Weimar Innenstadt chr uAbriss geplant? Ansicht aus Weimars Innenstadt
© chr
Der Weimarer Stadtrat beabsichtige am kommenden Mittwoch, 27. April 2016, die städtischen Zuschüsse von jährlich 250.000 Euro ab 2019 zu streichen. Da die Landeszuschüsse Thüringens in Höhe von 650.000 Euro an diese kommunalen Mittel gekoppelt sind, hätte der Wegfall des städtischen Zuschusses den Wegfall der Förderung durch den Freistaat zur Folge.

Das Kunstfest Weimar hat sich über die Grenzen der Stadt eine Aufmerksamkeit erspielt und ist ein regelmäßiger Kooperationspartner im internationalen Kulturbetrieb. nachtkritik.de besprach beim Kunstfest zuletzt die Uraufführung von Adolf Hitler: Mein Kampf, Band 1 & 2 von Rimini Protokoll und die Uraufführung des Musiktheaterwerks Der Triumph des Todes von Frederic Rzewski nach Peter Weiss' "Die Ermittlung".

"Die Einstellung des Kunstfests gerade im Jahr 2019 wäre für Weimar und für ganz Thüringen nicht nur ein großer Verlust, sondern eine regelrechte Blamage – jährt sich dann doch die Verabschiedung der Weimarer Verfassung sowie die Gründung des Bauhauses in Weimar zum 100. Mal", so Christian Holtzhauer in der Pressemitteilung. "Weimar wird dann erneut im Fokus einer weltweiten geschichts- und kulturinteressierten Öffentlichkeit stehen. Als international ausgerichtetes und genreübergreifend arbeitendes Festival wäre das Kunstfest Weimar wie kaum eine andere Kulturinstitution in der Lage, mit künstlerischen Arbeiten die Bedeutung dieser historischen Ereignisse für unsere Zeit zu untersuchen."

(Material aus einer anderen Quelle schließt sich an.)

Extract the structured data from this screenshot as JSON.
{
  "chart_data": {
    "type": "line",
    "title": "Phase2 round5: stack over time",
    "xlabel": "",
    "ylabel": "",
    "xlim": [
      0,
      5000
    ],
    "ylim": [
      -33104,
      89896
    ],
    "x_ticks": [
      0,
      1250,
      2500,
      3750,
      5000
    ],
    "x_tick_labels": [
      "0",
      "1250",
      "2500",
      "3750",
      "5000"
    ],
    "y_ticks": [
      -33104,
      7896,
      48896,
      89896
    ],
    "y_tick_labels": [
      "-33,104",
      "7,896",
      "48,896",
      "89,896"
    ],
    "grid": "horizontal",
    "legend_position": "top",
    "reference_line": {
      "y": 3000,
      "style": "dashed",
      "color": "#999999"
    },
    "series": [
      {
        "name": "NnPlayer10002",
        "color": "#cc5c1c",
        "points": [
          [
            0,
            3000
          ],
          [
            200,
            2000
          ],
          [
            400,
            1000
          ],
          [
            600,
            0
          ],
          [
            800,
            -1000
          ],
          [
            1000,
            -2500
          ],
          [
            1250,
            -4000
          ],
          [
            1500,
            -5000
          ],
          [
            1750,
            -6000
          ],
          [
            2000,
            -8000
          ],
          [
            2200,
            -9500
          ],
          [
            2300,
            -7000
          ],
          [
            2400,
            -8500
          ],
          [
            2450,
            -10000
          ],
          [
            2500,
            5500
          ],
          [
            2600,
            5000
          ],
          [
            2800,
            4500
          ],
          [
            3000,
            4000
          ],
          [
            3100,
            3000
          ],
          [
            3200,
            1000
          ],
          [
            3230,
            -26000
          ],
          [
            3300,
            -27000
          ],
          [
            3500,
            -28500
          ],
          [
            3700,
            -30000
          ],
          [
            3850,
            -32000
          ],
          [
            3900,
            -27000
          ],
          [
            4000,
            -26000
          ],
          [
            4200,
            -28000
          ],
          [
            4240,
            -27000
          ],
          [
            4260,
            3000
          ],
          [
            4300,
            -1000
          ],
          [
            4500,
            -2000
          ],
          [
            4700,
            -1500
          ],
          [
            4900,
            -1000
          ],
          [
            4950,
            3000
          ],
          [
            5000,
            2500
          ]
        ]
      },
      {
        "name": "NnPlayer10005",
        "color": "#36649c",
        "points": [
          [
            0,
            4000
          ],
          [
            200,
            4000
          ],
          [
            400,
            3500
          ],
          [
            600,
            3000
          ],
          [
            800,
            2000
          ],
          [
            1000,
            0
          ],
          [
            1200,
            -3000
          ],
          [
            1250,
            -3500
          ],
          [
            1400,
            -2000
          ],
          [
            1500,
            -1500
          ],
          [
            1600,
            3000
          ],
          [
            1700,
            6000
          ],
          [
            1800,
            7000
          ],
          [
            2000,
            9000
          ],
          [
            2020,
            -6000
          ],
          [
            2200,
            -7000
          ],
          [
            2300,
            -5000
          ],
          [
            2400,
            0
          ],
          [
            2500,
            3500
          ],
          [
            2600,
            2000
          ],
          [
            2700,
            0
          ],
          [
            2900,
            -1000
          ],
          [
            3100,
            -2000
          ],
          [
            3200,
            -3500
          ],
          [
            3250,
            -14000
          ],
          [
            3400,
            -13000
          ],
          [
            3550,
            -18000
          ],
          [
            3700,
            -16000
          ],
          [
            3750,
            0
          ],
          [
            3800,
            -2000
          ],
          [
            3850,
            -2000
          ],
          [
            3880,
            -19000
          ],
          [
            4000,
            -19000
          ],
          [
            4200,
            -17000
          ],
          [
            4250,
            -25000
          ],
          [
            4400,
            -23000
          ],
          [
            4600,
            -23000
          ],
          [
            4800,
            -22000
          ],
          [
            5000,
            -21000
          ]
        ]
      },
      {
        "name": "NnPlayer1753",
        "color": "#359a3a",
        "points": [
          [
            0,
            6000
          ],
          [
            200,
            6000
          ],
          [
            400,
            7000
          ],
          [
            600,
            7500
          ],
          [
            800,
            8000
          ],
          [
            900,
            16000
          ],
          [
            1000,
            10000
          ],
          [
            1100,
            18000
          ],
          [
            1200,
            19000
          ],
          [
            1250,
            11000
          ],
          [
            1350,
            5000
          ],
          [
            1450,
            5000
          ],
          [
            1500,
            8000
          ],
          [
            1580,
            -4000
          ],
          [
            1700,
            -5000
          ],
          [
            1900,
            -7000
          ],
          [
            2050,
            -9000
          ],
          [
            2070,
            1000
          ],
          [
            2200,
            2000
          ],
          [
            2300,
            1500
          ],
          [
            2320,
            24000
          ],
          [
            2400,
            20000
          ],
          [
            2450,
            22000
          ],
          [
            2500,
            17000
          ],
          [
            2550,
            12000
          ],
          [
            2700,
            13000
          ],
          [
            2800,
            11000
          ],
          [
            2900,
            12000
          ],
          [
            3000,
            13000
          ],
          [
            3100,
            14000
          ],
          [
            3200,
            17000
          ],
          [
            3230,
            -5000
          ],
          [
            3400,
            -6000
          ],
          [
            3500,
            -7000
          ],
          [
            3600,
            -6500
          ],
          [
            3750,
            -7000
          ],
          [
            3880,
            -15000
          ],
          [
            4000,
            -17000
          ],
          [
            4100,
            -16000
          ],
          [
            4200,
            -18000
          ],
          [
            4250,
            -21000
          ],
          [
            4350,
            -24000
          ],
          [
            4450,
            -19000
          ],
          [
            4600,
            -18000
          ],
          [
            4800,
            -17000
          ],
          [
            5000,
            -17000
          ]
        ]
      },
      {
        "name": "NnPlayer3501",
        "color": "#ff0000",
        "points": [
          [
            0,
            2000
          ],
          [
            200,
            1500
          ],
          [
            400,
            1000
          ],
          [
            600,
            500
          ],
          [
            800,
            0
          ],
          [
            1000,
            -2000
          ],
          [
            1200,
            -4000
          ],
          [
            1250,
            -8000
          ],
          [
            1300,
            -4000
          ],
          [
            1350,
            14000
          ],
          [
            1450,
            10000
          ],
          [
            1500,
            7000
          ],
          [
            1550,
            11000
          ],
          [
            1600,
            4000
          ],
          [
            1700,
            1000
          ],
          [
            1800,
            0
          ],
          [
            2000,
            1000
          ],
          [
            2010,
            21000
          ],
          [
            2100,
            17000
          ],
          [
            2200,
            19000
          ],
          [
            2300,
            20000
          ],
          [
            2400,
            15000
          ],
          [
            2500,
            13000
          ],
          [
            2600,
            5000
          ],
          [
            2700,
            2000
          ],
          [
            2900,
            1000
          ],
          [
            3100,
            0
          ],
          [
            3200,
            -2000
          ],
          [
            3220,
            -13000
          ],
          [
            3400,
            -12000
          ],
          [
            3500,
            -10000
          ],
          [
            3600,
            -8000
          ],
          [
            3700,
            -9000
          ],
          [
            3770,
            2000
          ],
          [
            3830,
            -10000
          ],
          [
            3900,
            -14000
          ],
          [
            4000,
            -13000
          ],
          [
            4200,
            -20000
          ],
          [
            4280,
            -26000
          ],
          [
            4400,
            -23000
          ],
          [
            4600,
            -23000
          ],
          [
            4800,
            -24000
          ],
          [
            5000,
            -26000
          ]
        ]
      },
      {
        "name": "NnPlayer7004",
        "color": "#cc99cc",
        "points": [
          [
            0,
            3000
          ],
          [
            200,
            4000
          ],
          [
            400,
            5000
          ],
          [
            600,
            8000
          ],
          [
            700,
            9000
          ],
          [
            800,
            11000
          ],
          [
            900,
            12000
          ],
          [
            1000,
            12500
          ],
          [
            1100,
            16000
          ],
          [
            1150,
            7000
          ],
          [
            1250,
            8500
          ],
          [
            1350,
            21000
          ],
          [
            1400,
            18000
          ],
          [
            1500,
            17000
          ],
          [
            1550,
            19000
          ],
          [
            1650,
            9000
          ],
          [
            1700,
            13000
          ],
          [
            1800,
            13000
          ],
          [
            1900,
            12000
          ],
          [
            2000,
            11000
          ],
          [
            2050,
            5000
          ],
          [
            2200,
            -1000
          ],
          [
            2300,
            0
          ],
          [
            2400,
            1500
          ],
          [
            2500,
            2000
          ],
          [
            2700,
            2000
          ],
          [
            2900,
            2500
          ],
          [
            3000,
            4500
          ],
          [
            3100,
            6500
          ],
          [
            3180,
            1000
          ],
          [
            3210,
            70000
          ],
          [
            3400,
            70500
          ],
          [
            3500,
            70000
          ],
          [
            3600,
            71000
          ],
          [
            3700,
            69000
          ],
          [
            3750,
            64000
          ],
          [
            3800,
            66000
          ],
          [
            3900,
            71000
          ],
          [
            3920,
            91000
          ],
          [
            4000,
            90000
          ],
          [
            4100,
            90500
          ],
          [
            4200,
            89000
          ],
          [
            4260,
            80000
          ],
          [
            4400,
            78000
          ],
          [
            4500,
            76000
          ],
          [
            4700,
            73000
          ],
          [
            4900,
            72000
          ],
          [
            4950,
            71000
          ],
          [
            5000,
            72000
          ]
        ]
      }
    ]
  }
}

Update 24. April 2016. Mittlerweile hat sich auch Hasko Weber geäußert, Generalintendant des Deutschen Nationaltheaters und in dieser Funktion auch Geschäftsführer des Kunstfests: "Das Kunstfest Weimar ist das wichtigste künstlerische Festival des Freistaats Thüringen und hat sich auch auf Bundesebene eine feste Position erarbeitet. (...) Kooperationen und genreübergreifende Experimente zeichneten das Festival vor allem in der jüngeren Vergangenheit konzeptionell aus. Die Erfahrungen und Erfolge, wohlgemerkt auch im Hinblick auf den Einsatz der zur Verfügung stehenden Mittel, die zudem maßgeblich durch zusätzliche Mittel ergänzt werden konnten, sind beachtlich. (...) Als Geschäftsführer des Kunstfestes Weimar möchte ich daher alle an der Vorbereitung der Haushaltsentscheidung beteiligten Stadträte und den Oberbürgermeister der Stadt Weimar, Herrn Wolf, bitten, ihre Pläne zu überdenken. Trotz komplizierter Haushaltslage und vieler offenen Fragen, sollte die Förderung und zukunftsfähige Entwicklung aller prägenden und richtungsweisenden Elemente der vielschichtigen Weimarer Kultur zentrales Ziel bleiben.  In vielen anderen Bereichen wurden und werden in Thüringen heftige Diskussionen um die Bedeutung bestehender Kultureinrichtungen geführt. Es herrscht allgemeiner Konsens, dass es in allen Fällen nur um den Erhalt im progressiven Sinne gehen kann. Eine Stadtratsentscheidung ohne Debatte wäre auch vor diesem Hintergrund fatal unzeitgemäß und riskant."